It's the second time this season a starting quarterback has been injured and declined to let anyone know he needed to come out of the game. Childress was hurt in the first quarter against Maryland and wound up completing 11 of 22 passes with two interceptions and visible trouble putting much power behind his throws.
"Hopefully you're a smart enough player that if it's going to hurt the team, you tell people," said quarterbacks coach/offensive coordinator Shannon Dawson, who is in the coaches' box above the field during games. "I think that being a competitor and trying to stay in as much as possible, that's understandable, but at some point, it's big old team, little, bitty old me. You've got to understand that if your being out there is detrimental to the team, that's not fair to the other 10 guys out there. You've got to be smarter about that."
IOWA STATE (2-9, 1-7 Big 12) has known since losing its seventh game Nov. 2 that it wouldn't be going to a bowl. Yet the Cyclones played two home games after that. They played host to TCU Nov. 9 at 1-7 overall and 0-5 in the Big 12, but 54,922 showed up to see a game against another team with a losing record.
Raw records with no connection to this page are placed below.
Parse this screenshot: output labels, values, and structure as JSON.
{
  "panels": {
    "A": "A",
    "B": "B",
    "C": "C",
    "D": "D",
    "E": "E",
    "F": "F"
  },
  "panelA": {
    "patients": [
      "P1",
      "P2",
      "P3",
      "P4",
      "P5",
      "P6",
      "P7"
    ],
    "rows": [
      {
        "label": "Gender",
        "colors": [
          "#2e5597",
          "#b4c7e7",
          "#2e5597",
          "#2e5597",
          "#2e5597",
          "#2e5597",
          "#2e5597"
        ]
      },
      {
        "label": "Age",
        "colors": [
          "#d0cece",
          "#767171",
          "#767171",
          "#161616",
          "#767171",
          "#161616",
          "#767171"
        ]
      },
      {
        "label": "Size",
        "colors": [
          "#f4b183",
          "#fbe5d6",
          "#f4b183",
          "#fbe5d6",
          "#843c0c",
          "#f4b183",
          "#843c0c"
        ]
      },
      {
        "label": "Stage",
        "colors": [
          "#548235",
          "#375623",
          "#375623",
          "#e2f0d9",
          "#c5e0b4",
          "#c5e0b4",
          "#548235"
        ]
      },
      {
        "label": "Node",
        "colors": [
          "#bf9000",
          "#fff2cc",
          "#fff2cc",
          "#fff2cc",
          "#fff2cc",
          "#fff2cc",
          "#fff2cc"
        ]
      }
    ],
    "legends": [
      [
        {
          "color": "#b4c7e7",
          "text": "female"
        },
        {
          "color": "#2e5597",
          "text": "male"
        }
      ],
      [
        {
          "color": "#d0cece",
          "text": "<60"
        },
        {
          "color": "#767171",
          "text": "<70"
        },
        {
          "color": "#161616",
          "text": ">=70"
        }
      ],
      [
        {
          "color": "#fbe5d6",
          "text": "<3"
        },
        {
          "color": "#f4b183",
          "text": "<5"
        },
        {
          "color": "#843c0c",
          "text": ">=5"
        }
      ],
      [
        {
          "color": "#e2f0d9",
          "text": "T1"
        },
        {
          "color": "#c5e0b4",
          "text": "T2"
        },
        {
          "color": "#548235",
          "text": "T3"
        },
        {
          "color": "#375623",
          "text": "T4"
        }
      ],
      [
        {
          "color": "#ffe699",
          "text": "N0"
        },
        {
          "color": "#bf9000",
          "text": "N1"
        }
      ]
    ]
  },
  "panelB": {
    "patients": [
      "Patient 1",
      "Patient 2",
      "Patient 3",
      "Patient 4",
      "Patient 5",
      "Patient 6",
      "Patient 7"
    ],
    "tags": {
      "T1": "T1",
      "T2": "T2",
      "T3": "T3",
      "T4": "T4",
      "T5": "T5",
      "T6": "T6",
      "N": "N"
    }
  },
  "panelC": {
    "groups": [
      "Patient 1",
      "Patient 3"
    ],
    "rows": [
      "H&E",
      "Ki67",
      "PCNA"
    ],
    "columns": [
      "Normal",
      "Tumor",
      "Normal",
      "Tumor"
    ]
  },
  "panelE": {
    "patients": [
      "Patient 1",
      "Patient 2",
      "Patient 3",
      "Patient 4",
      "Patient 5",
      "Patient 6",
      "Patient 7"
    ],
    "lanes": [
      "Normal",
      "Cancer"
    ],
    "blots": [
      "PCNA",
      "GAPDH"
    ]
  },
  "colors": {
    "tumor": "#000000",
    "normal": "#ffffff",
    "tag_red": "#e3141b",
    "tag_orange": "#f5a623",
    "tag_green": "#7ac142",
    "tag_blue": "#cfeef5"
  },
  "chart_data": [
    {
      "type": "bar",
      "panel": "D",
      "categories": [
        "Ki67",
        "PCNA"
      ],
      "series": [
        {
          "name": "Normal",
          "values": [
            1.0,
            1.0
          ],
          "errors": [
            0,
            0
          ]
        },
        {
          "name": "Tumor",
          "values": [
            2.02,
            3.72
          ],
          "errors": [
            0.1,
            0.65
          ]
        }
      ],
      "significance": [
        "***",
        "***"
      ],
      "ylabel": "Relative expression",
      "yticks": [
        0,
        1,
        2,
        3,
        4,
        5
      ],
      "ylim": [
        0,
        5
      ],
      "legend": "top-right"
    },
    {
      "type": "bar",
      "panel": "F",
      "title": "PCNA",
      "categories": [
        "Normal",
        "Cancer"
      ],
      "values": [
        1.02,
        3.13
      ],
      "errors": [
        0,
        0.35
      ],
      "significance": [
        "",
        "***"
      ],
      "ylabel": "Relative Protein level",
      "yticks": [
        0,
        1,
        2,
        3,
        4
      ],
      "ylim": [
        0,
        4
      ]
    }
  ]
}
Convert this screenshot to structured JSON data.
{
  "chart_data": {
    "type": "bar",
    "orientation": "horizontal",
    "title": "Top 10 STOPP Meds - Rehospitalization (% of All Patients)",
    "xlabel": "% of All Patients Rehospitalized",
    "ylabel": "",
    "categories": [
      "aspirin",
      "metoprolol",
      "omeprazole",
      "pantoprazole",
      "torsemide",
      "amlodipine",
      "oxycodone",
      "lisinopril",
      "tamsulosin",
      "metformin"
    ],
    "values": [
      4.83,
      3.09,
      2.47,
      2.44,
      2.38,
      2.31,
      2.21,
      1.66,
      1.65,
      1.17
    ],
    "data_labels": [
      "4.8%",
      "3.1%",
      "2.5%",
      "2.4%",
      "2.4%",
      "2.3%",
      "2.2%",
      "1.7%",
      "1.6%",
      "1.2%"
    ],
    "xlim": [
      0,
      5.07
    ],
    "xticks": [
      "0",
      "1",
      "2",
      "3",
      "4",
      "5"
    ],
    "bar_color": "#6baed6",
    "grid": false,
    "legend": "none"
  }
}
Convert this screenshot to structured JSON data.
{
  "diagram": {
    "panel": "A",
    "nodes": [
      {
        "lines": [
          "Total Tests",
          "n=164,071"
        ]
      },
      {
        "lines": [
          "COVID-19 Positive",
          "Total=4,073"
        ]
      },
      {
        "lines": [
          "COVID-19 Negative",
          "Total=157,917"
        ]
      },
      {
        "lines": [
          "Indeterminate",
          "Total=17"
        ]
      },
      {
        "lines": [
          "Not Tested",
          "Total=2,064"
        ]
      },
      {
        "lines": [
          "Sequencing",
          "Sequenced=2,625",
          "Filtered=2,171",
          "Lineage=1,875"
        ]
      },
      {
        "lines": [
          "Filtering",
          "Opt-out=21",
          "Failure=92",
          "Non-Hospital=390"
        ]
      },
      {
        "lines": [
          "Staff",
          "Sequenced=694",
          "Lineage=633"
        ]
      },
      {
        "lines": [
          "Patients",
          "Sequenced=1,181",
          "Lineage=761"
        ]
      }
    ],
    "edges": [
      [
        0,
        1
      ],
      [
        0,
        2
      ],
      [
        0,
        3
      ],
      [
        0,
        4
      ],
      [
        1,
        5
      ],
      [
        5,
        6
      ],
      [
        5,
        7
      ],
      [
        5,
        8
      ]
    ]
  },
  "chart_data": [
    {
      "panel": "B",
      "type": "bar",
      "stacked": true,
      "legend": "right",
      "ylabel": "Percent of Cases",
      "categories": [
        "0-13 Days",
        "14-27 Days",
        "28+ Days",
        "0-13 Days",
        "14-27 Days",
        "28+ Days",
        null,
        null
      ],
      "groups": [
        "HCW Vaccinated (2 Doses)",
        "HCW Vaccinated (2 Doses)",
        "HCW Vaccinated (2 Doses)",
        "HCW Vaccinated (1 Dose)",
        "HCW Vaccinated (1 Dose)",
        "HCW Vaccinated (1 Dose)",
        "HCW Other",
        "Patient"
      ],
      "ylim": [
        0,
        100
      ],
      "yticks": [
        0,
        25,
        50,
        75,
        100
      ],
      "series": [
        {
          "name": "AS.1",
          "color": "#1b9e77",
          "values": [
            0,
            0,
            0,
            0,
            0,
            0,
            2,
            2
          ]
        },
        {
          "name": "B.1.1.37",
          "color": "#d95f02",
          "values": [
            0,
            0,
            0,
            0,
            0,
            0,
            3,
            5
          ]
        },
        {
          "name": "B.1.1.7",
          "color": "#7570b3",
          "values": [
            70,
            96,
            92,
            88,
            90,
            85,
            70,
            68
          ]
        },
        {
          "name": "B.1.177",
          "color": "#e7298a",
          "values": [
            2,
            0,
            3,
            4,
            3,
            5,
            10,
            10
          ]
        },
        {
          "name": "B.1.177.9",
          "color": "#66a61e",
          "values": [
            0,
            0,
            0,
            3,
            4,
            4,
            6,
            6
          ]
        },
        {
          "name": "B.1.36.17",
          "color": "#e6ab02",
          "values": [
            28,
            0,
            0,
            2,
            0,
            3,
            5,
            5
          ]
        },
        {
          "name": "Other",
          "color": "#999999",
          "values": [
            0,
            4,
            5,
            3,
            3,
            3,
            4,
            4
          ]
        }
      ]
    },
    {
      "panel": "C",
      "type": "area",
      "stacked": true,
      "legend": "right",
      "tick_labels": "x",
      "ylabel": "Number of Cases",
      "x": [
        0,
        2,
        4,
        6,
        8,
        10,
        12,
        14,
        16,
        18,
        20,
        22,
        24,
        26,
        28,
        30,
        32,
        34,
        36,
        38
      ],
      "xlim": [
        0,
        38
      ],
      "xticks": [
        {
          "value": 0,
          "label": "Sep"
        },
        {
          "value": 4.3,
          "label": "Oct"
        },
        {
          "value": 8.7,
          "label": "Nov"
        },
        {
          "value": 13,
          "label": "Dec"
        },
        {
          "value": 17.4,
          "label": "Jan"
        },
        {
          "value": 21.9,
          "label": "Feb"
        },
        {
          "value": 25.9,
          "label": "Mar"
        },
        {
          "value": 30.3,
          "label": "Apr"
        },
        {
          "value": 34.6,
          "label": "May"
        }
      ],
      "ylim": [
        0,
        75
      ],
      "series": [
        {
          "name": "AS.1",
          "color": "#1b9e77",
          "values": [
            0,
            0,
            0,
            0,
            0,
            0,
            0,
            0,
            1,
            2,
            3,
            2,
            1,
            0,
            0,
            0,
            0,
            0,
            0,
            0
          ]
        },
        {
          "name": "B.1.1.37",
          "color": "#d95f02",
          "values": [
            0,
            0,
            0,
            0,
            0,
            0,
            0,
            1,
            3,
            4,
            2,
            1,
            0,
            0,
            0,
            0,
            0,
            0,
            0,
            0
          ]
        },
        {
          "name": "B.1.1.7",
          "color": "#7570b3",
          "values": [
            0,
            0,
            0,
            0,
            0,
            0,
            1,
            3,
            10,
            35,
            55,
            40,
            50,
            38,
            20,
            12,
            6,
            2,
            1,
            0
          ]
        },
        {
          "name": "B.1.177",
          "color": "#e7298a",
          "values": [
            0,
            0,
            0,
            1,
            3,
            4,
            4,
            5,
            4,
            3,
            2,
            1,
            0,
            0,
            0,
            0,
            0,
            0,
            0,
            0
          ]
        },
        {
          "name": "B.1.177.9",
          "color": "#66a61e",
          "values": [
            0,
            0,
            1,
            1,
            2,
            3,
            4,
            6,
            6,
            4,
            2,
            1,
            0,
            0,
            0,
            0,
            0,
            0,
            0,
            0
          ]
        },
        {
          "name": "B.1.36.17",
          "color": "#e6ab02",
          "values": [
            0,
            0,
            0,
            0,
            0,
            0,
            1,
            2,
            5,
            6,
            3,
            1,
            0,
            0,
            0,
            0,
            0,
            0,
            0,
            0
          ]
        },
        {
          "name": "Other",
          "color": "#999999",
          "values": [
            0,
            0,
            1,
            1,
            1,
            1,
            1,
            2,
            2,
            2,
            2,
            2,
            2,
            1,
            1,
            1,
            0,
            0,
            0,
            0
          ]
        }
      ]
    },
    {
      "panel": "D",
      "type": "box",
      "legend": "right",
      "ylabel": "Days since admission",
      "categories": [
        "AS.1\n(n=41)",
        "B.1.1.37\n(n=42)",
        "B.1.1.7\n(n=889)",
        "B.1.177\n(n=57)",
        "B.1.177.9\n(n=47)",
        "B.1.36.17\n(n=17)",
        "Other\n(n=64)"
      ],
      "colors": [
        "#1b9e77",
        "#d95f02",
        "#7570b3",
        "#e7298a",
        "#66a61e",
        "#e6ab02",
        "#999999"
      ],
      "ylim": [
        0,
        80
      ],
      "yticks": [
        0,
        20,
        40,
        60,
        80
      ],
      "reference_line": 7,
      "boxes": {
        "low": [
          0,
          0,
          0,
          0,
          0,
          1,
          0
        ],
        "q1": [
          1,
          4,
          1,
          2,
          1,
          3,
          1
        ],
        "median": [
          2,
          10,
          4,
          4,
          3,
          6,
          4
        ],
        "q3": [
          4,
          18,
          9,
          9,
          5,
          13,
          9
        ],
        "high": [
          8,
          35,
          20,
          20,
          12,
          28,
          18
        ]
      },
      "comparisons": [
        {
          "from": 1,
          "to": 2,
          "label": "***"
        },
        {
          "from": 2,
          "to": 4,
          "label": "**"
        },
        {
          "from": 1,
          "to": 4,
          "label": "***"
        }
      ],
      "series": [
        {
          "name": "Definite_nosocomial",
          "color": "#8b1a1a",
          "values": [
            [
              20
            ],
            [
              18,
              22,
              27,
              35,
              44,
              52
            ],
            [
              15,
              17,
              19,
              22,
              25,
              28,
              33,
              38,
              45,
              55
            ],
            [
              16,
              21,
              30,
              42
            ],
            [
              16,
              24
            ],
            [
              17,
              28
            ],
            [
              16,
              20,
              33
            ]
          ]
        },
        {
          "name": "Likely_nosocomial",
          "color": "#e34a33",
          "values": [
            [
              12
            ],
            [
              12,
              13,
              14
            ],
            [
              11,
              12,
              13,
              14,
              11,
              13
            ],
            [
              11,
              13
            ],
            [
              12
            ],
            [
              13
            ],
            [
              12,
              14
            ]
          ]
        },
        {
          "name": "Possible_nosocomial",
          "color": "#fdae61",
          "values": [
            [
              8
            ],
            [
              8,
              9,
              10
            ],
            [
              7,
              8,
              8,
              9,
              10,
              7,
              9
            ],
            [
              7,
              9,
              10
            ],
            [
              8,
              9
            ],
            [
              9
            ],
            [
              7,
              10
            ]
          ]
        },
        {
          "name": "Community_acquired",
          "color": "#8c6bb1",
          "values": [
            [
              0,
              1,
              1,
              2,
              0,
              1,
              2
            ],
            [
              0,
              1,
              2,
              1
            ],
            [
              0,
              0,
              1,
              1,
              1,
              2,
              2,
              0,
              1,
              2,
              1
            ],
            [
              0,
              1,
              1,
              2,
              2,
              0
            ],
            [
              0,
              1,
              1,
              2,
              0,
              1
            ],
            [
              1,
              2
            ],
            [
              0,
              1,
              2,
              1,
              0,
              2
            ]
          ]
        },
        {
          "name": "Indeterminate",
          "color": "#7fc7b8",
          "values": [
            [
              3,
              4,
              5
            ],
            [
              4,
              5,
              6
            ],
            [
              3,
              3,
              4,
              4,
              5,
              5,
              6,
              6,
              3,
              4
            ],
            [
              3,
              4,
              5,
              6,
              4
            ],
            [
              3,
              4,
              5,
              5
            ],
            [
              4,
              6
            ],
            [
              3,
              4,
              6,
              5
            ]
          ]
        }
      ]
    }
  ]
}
TCU won and Iowa State went on the road next and lost 48-10 to Oklahoma. The Cylones then played host to lowly Kansas last week and 54,081 were in the stands for the coldest game in the history of Iowa State football. Iowa State won, 34-0, on senior day for the first Big 12 win of the season.
Jack Trice Stadium seats 56,800.
"I can't tell you what it's meant, I can't put it into words anyway," Coach Paul Rhoads said. "We've set an attendance record for the third straight year. We were 0-for-the season at home going into it and it's the coldest weather conditions in the history of the program with a lot of football played in a northern state to accomplish that.
"I don't know what the exact numbers were, but there were a lot of fans there and they were into the football game, and for our kids to be able to go out and deliver a victory for the fans who came out and gave us support with the students gone for Thanksgiving break, that was uplifting and exciting for our football team."
THE CYCLONES spent much of this season looking for a quarterback. They found their starter for next season. Rhoads said Monday that Grant Rohach, who will start against the Mountaineers, will be the starter when Iowa State begins spring practice.
Sam Richardson started the first eight games, but Rohach has started the last three and led the way to the best offensive showing of the season against Kansas.
It was 8 degrees at kickoff.
"I don't think in Southern California he probably ever played in game like that," Rhoads said of Rohach, the redshirt freshman from Moorpark, Calif.
Rohach, who was the scout team offensive player of the year last season and invited to the Elite 11 camp a year earlier, completed 15 of 20 passes for 300 yards and two touchdowns. It was the first 300-yard game and the first time a quarterback completed 70 percent of his throws since last year's win against Kansas.
"Let me tell you, it was nothing short of magnificent," Rhoads said. "My appreciation for what he did with the football was really strengthened on Sunday when we watched the tape. The kid played a great football game. He was throwing strikes on a night that I didn't think it would be able to happen. It wasn't taking place very successfully on the other side.
"Three-hundred yards passing, (75) percent completion percentage, and it didn't matter if it was swing bubble passes or a post down the field. He was throwing them all on the money when hands were like cardboard and balls were like bricks. It was a magnificent performance."